In May, the county laid off more than 40 corrections deputies at Geiger. It closed the kitchen and reduced the support staff.

Sheriff's Lieutenant Mike Rohrscheib says he has six deputies supervising 170 inmates.

Mike Rohrscheib: "We're right at the bare minimum. Even if you're housing 40 inmates and you have a problem, it's hard for six deputies sometimes to handle a fight."

Overall this year, Rohrscheib says Spokane County has cut about 80 corrections jobs.

That's significant because law enforcement is one of the core services provided by county governments across the Northwest.

In a new public radio survey, 77 percent of the respondents said they're concerned about their counties' ability to adequately provide those core services.

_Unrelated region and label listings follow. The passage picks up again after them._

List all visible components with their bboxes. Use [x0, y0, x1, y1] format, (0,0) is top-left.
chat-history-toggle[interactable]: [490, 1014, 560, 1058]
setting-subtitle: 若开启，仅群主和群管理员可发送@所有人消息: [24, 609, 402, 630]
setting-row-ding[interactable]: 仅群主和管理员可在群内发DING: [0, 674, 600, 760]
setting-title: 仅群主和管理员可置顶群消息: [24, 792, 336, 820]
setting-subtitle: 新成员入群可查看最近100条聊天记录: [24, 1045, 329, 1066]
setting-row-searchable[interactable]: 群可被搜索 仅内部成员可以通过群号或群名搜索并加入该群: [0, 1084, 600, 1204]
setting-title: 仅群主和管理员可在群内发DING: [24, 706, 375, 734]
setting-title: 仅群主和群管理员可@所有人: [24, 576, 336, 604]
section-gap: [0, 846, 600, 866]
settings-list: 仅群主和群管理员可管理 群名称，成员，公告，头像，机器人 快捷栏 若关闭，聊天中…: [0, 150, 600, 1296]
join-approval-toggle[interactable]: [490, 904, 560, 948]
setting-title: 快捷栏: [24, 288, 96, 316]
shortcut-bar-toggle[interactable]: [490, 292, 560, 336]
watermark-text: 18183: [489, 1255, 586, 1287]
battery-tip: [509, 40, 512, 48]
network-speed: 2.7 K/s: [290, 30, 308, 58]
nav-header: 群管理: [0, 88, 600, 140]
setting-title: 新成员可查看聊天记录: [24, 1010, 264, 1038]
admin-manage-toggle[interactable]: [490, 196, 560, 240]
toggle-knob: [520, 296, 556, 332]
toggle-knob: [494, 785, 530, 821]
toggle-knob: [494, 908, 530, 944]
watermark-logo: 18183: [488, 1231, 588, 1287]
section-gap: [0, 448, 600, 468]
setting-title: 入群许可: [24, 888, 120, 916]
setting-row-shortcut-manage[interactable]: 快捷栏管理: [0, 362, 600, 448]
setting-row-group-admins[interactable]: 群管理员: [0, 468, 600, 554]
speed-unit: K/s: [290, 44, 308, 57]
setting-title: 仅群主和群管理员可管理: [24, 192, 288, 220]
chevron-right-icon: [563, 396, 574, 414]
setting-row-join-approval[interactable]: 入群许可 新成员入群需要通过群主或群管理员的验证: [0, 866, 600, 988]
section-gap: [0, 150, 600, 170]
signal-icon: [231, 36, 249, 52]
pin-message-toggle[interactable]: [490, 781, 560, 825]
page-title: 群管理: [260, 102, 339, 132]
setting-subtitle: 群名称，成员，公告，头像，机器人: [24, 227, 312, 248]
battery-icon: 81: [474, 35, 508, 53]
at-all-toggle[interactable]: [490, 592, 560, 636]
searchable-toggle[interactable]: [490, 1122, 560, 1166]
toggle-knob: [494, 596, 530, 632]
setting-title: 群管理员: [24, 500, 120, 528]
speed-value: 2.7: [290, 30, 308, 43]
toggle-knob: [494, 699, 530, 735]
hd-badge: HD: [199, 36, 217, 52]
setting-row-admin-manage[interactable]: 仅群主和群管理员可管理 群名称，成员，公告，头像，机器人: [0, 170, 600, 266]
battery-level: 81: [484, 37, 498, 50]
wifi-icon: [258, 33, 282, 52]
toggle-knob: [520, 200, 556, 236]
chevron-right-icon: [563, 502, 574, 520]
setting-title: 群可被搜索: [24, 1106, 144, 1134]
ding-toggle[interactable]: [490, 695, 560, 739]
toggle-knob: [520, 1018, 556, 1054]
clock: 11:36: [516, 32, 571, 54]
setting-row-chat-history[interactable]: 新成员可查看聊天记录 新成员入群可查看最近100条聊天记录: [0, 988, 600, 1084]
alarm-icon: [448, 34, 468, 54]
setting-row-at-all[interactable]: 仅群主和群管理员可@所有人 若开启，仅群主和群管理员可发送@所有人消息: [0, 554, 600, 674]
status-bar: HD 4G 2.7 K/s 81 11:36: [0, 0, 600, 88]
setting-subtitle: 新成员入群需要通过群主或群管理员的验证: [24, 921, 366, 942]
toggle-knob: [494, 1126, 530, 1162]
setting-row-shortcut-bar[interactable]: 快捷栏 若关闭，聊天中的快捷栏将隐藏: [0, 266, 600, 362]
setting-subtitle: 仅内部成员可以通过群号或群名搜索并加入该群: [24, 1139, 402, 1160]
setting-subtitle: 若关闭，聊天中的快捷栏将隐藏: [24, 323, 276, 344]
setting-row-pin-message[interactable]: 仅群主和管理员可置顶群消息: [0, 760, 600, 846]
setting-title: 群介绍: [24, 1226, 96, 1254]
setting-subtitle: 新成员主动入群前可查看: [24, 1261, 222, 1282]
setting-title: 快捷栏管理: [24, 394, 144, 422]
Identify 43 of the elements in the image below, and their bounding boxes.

Still, pollster Adam Davis says the survey shows most people don't fully understand the severity of the problem.

Adam Davis: "I think over time, as these problems become more evident, you're going to see more and more people saying that they're very concerned about their counties' ability to fund public services."

One of those is Charlotte MacWilliams in Twin Falls, Idaho. She says her family has used programs that faced budget cuts.

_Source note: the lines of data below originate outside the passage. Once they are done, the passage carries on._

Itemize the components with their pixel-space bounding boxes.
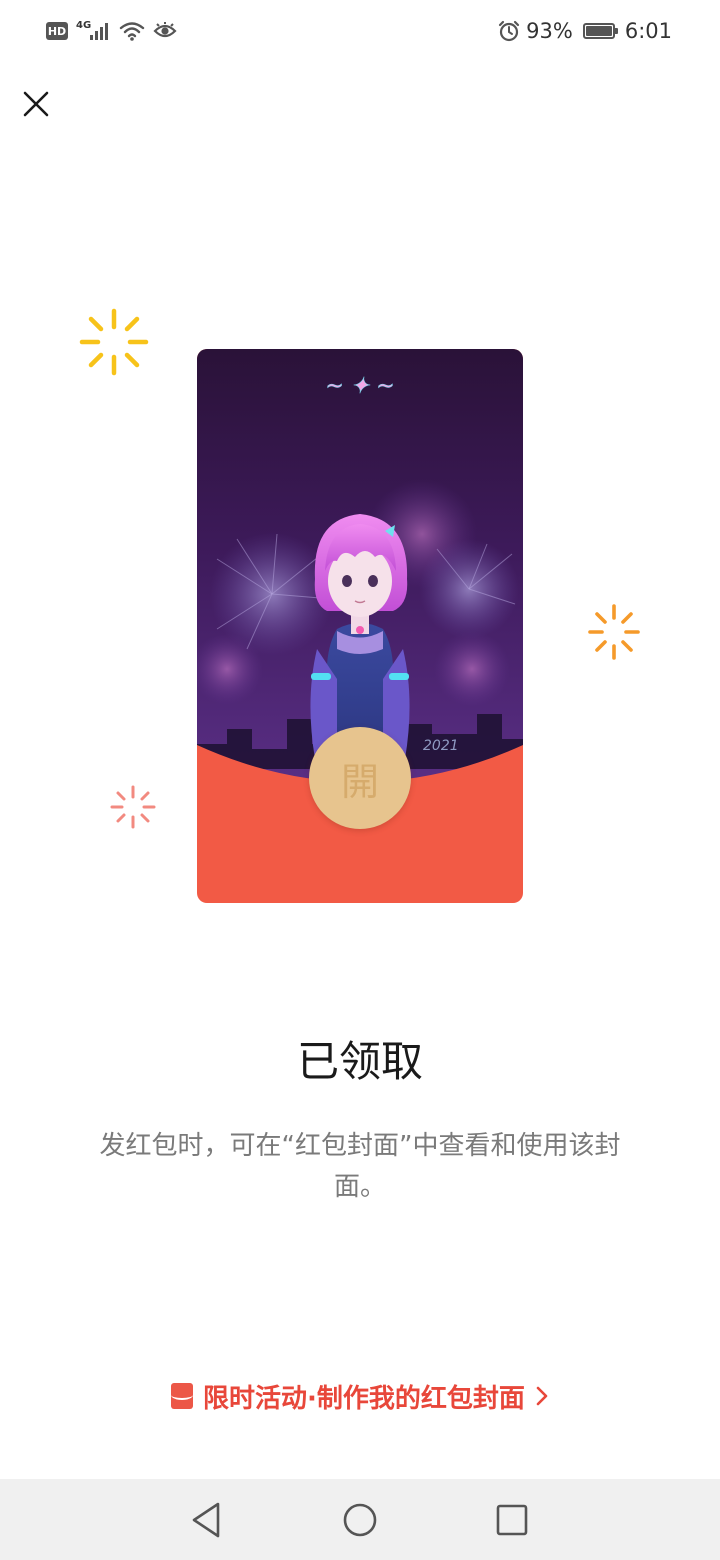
open-button-label: 開 bbox=[340, 759, 379, 804]
promo-link[interactable]: 限时活动·制作我的红包封面 bbox=[0, 1376, 720, 1416]
clock: 6:01 bbox=[624, 19, 672, 43]
svg-text:~ ✦ ~: ~ ✦ ~ bbox=[325, 374, 394, 399]
red-packet-icon bbox=[171, 1383, 194, 1409]
network-type: 4G bbox=[76, 19, 92, 31]
close-icon bbox=[23, 91, 49, 117]
sparkle-icon bbox=[79, 308, 149, 376]
status-bar: HD 4G 93% 6:01 bbox=[0, 0, 720, 62]
red-packet-cover: ~ ✦ ~ 2021 開 bbox=[197, 349, 523, 903]
sparkle-icon bbox=[588, 604, 640, 660]
home-icon bbox=[343, 1503, 377, 1537]
description-text: 发红包时，可在“红包封面”中查看和使用该封面。 bbox=[99, 1131, 621, 1202]
eye-comfort-icon bbox=[153, 22, 177, 38]
battery-percent: 93% bbox=[526, 19, 573, 43]
wifi-icon bbox=[119, 22, 145, 41]
signal-icon bbox=[90, 23, 109, 40]
sparkle-icon bbox=[110, 785, 156, 829]
cover-year-text: 2021 bbox=[423, 738, 459, 754]
close-button[interactable] bbox=[16, 84, 56, 124]
hd-badge: HD bbox=[46, 22, 68, 40]
alarm-icon bbox=[499, 20, 520, 42]
status-bar-right: 93% 6:01 bbox=[498, 16, 672, 46]
promo-label: 限时活动·制作我的红包封面 bbox=[203, 1383, 525, 1414]
status-title: 已领取 bbox=[296, 1037, 423, 1086]
battery-icon bbox=[582, 23, 618, 39]
cover-illustration: ~ ✦ ~ 2021 bbox=[197, 349, 523, 789]
recents-button[interactable] bbox=[489, 1497, 535, 1543]
open-button[interactable]: 開 bbox=[309, 727, 411, 829]
home-button[interactable] bbox=[337, 1497, 383, 1543]
back-icon bbox=[192, 1502, 220, 1538]
status-bar-left: HD 4G bbox=[46, 16, 177, 46]
battery-fill bbox=[585, 26, 612, 36]
chevron-right-icon bbox=[536, 1386, 548, 1406]
back-button[interactable] bbox=[183, 1497, 229, 1543]
recents-icon bbox=[496, 1504, 528, 1536]
navigation-bar bbox=[0, 1479, 720, 1560]
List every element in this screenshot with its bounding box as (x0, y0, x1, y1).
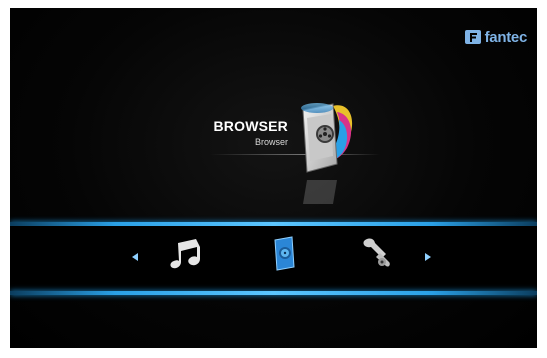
hero-section: BROWSER Browser (200, 98, 400, 204)
arrow-left-icon[interactable] (130, 252, 140, 262)
main-menu-bar (10, 226, 537, 291)
browser-icon (274, 236, 295, 271)
browser-large-icon (301, 103, 353, 173)
music-note-icon (170, 239, 200, 269)
menu-bar-bottom-line (10, 291, 537, 295)
fantec-logo-icon (464, 30, 481, 44)
brand-name: fantec (484, 28, 528, 46)
brand-logo: fantec (464, 28, 527, 46)
menu-item-music[interactable] (170, 235, 206, 271)
menu-item-setup[interactable] (358, 235, 394, 271)
wrench-tools-icon (363, 238, 390, 267)
media-player-screen: fantec BROWSER Browser (10, 8, 537, 348)
hero-title: BROWSER (213, 118, 288, 134)
browser-icon-reflection (303, 180, 337, 204)
arrow-right-icon[interactable] (423, 252, 433, 262)
menu-item-browser[interactable] (266, 235, 302, 271)
hero-subtitle: Browser (254, 137, 288, 147)
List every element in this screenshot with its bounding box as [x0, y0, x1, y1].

Charlotte MacWilliams: "My daughter got into some trouble and they're having a hard time funding things that she's in like the drug courts and things like that."

It's not just law enforcement that counties are struggling to maintain what they have.

In the hard-hit timber country of southwest Oregon, Josephine County has reduced its entire staff from about 700 to 400.

The county has relied on federal money to fund services. But Josephine County Commissioner Dave Toler anticipates those dollars will go away or be phased out.

Dave Toler: "Not only have we made a lot of cuts, but we've also put a lot of programs off of the tax base, if you will, and on user fees."

Toler says his county has handed its public health program to the state of Oregon and privatized the local library system.

In nearby Curry County, voters will decide in November whether to pay more property taxes to fund police services. If that fails, the state may step in and take over local law enforcement.

Gil Riddell from the Association of Oregon Counties says his members are going to decide which services they can afford and which will have to go.

Gil Riddell: "Whether we get to that point where there's actually some dropping off of services that people expect, I don't know. But right now, the way the economy is and the way the public finance system works, it could well happen."

While most Northwest counties are struggling, some have managed to weather the economic storm.

Washington's Tri-Cities have thrived because of the nearly $2 billion in stimulus money being spent to clean up the Hanford Nuclear Reservation. The area that includes the Idaho National Engineering Lab in southeastern Idaho is also doing well.

But counties across the rest of the region are just hanging on, waiting for an upturn in the economy.

That includes Spokane County, where Lieutenant Mike Rohrscheib expects that his staffing levels will remain stable, at least for now. He's even hoping to hire back some of his laid-off deputies in January.